“Today is a bad day for baseball. We all know that if @KrisBryant_23 were a combination of the greatest Players to play our great game, and perhaps he will be before it’s all said and done, the @Cubs still would have made the decision they made today. This decision, and other similar decisions made by clubs will be addressed in litigation, bargaining or both.”
There are several items in this statement to unpack, of course. For starters, it seems difficult to disagree with the sentiment that it is unfortunate for the game as a whole that Bryant will not start the year in the big leagues. While imagining a mutually agreeable rule tweak to make that happen in the future will not be easy, it certainly seems a worthy pursuit.
Then, there is the interesting second sentence, which seems to draw attention away from the Cubs’ particular decision and focus it instead on the set of incentives that seemingly made it inevitable. Certainly, those words strike a somewhat different posture than that adopted by Bryant’s agent, Scott Boras.
Finally, and most ominously, the union fired a parting shot suggesting that “litigation” could be a method employed in “address[ing]” the Bryant decision and others like it. Presumably, that refers to the possibility of pursuing grievance proceedings under the CBA, rather than some kind of action in open court, but it is interesting regardless because it suggests the union may seek to argue that weighing service time at the start of a player’s career violates the current iteration of the CBA.

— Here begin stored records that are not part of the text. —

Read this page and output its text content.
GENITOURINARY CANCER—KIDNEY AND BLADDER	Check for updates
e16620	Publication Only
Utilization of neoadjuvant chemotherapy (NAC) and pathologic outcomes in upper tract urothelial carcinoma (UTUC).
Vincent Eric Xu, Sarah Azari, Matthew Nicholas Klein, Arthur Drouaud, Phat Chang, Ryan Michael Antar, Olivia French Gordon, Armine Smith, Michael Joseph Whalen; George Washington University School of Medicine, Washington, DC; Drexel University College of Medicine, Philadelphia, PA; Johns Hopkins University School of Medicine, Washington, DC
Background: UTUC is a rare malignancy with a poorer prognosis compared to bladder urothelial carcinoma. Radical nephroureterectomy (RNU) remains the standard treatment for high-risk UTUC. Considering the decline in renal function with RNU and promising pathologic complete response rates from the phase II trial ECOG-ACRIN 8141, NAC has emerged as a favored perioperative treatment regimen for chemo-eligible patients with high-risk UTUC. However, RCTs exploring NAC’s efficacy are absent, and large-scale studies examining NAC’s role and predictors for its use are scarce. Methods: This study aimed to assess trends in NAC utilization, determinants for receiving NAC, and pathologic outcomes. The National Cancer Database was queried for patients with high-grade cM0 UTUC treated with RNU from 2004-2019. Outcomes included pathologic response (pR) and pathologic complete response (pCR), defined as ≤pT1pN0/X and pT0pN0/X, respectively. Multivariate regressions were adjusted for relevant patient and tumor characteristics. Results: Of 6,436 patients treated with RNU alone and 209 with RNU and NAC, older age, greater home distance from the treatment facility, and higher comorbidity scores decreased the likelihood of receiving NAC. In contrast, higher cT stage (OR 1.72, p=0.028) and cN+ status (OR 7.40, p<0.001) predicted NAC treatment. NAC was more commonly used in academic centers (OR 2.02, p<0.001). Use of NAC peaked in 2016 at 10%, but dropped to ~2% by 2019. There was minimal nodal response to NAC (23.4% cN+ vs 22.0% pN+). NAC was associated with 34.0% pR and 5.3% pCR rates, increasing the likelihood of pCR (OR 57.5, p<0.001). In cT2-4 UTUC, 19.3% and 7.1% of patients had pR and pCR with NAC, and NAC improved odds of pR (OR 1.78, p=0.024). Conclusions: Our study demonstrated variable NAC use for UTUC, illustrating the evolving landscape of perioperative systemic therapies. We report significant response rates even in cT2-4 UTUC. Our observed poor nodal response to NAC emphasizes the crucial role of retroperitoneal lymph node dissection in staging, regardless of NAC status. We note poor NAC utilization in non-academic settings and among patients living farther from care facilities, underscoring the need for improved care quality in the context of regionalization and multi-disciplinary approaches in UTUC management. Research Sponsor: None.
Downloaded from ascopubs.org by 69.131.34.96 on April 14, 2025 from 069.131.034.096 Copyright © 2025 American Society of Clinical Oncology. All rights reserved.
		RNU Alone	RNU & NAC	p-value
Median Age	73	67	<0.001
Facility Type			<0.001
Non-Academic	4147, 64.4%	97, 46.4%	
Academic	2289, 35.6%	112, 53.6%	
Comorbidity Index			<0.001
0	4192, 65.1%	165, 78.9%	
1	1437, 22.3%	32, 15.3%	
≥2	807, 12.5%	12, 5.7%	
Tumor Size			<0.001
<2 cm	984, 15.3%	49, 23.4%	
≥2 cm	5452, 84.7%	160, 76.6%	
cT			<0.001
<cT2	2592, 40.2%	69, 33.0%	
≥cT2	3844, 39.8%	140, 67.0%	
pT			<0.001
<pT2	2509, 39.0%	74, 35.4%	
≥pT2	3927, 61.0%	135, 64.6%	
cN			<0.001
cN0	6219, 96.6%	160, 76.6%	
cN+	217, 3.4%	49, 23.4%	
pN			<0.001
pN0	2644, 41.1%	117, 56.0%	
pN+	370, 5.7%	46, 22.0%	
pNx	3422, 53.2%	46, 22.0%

Of course, the statement also notes that collective bargaining may be the route pursued to deal with the issue, and regardless of the MLBPA’s actual intentions, the union clearly wishes to put the league on notice that the promotion timeline of top prospects will be at or near the top of the labor agenda in the next round of bargaining. MLB commissioner Rob Manfred has recently come out strongly in favor of some form of international draft, and both sides increasingly appear to be lining up their positions. Negotiations are expected to launch in earnest next winter.